I'm currently halfway through Chapter Five of the PDF version; not a bad way to read after a surprisingly short time getting used to it. (A very good book so far, in the pre-posthuman genre, the kind of book that throws you into the jargon and the world without much explanation and lets, or makes, you figure it out for yourself; I like those.)

The biggest problem with reading a book on the laptop, maybe, is that the whole Net is available right there behind it, and if it lets my attention wander even for a second I'm off checking for BookFilter updates, or writing in my weblog, or something.

Also from BookFilter: The Internet Top 100 SF/Fantasy List, and this quote:

[T]here are people out there writing amazing things: Michael Swanwick, Charles Stross, Ted Chiang, China Mieville, Neal Stephenson are to my mind the five best writers in sf today...

Stephenson's the only one of those five that I've read; best get on the stick!

(Oh yeah, I remember; I found BookFilter via a link from gorjuss.)

From Long Story, Short Pier: Congress appeals to imaginary friends:

(2) calling on all people of the United States--
(A) to observe the day as a time of prayer and fasting;

(B) to seek guidance from God to achieve a greater understanding of our own failings and to learn how we can do better in our everyday activities; and

(C) to gain resolve in meeting the challenges that confront our Nation.
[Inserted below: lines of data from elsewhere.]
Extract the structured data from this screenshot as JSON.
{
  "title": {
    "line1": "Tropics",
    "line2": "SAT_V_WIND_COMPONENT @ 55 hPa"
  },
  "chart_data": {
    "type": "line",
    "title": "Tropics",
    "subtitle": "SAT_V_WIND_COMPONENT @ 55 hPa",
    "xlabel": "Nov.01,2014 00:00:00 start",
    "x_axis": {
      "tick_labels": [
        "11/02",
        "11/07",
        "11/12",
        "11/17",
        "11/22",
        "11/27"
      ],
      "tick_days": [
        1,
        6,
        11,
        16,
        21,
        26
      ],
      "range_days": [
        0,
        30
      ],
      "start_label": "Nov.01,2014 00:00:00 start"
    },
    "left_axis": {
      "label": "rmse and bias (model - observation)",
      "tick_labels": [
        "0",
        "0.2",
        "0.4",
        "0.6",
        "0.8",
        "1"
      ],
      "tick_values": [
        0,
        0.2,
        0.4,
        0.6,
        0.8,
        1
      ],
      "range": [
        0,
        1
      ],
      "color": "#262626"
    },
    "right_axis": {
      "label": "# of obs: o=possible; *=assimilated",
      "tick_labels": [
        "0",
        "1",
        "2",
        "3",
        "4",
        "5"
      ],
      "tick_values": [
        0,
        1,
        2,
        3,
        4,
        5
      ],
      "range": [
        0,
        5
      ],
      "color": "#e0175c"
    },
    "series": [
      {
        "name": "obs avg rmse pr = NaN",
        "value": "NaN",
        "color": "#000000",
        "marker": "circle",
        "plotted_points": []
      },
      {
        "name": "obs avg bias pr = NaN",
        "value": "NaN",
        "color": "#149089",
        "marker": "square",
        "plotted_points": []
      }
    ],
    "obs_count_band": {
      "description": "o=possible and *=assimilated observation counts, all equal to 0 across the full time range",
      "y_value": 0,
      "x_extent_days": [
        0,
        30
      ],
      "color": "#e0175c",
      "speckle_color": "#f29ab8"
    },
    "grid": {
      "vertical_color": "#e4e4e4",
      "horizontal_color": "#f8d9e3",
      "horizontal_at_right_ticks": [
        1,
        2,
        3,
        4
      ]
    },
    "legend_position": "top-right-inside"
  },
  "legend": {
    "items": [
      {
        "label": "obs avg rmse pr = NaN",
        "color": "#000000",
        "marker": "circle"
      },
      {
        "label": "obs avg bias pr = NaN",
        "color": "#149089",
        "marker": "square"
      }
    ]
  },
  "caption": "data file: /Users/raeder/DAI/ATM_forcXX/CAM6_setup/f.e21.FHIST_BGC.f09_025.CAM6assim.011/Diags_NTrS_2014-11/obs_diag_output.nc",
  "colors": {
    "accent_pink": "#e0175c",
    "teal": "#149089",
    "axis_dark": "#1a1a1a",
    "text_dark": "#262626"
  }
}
Actually it's a good sign they didn't call on God to smite the enemy in the traditional fashion; at least the imaginary friends have gotten somewhat mellower over the years. I'd certainly second the motion that everyone in general try to understand their own failings better, and not be so all-fired certain of the unquestionable rightness of their own opinions. (Naturally, I think this applies especially strongly to people whose views I disagree with.)

Madonna and Child

From NTK, someone charting product placements in the Billboard Top 100:

All we wanna do is party (WOO)
And buy everybody at the bar Bacardi (WOO)

Salon points out that, contrary to current loud protestations, the Administration did too claim that this was going to be a short and easy war.

And Kafkaesque points out that there are people who may need support even more than Our Troops do.

- 4 for "helen naked pictures"
- 3 for "naked helen pictures"
- 2 for "pointers of dungeon keeper 2"
- 1 for "asparagus"
- 1 for "broken koans"
- 1 for "clitoris"
- 1 for "eagles"
- 1 for "ibm"
- 1 for "iris chacon"
- 1 for "jellicle cats slash fiction"

Really! "jellicle cats slash fiction". It said it right there.